Published on 5 May 2016
- El Fantasma de la Ópera celebra su 30º aniversario en el Her Majesty's Theatre, mostrando la icónica partitura de Andrew Lloyd Webber y su cautivadora narración.
- Las interpretaciones, lideradas por Celinde Schoenmaker como Christine y Ben Forster como el Fantasma, transmiten emociones poderosas y una química impresionante.
- La impresionante puesta en escena e iluminación de la producción crean una atmósfera hipnotizante, convirtiéndola en un clásico imprescindible para los amantes del teatro.
- A pesar de su intensidad, el espectáculo promete momentos inolvidables que dejan al público sin aliento.
El Fantasma de la Ópera, que ya va en su 30º año en el (divino) Her Majesty's Theatre, es un auténtico clásico y un espectáculo imprescindible para todos los aficionados al teatro. Su música, con música de Andrew Lloyd Webber, es el alma del espectáculo, y está absolutamente encantada. Me había prometido a mí mismo que no usaría ese juego de palabras usado hasta la muerte en esta reseña, pero no puedo evitarlo: la serie era fantasmal.

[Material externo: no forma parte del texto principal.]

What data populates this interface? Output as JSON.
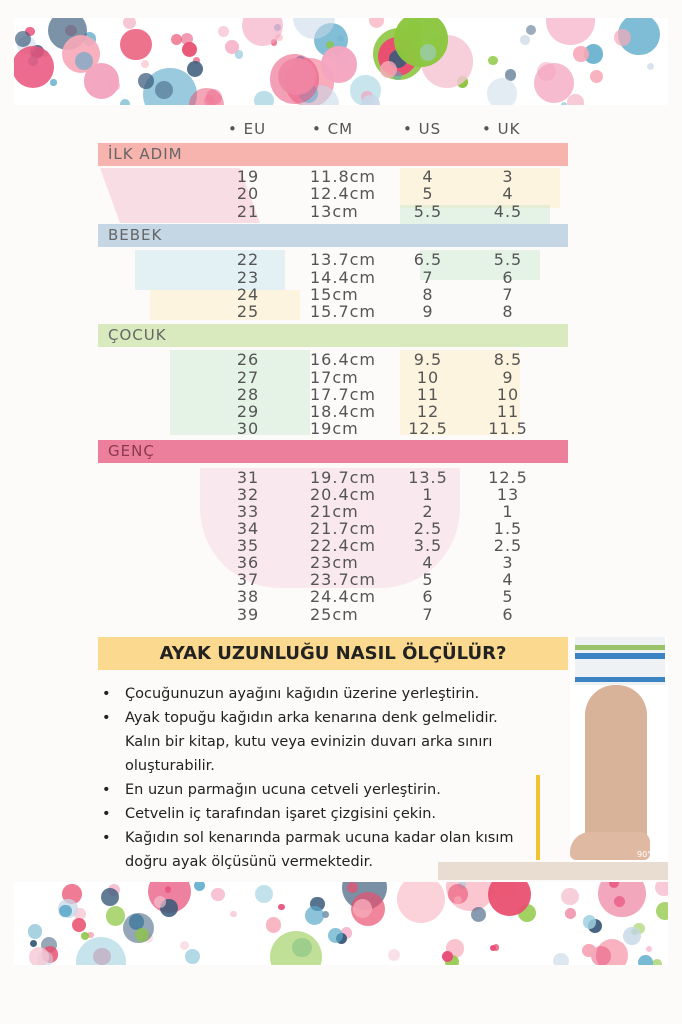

El Fantasma de la Ópera, para quienes no conozcáis la obra, sigue la historia de Christine Daaé (Celinde Schoenmaker) y un misterioso fantasma de la ópera y genio musical (Ben Forster). La obsesión del Fantasma por Christine se intensifica cuando se enamora de otro hombre, Raoul (Nadim Naaman), y toda la casa de la ópera se ve envuelta en una enredada historia de romance, ilusión y música.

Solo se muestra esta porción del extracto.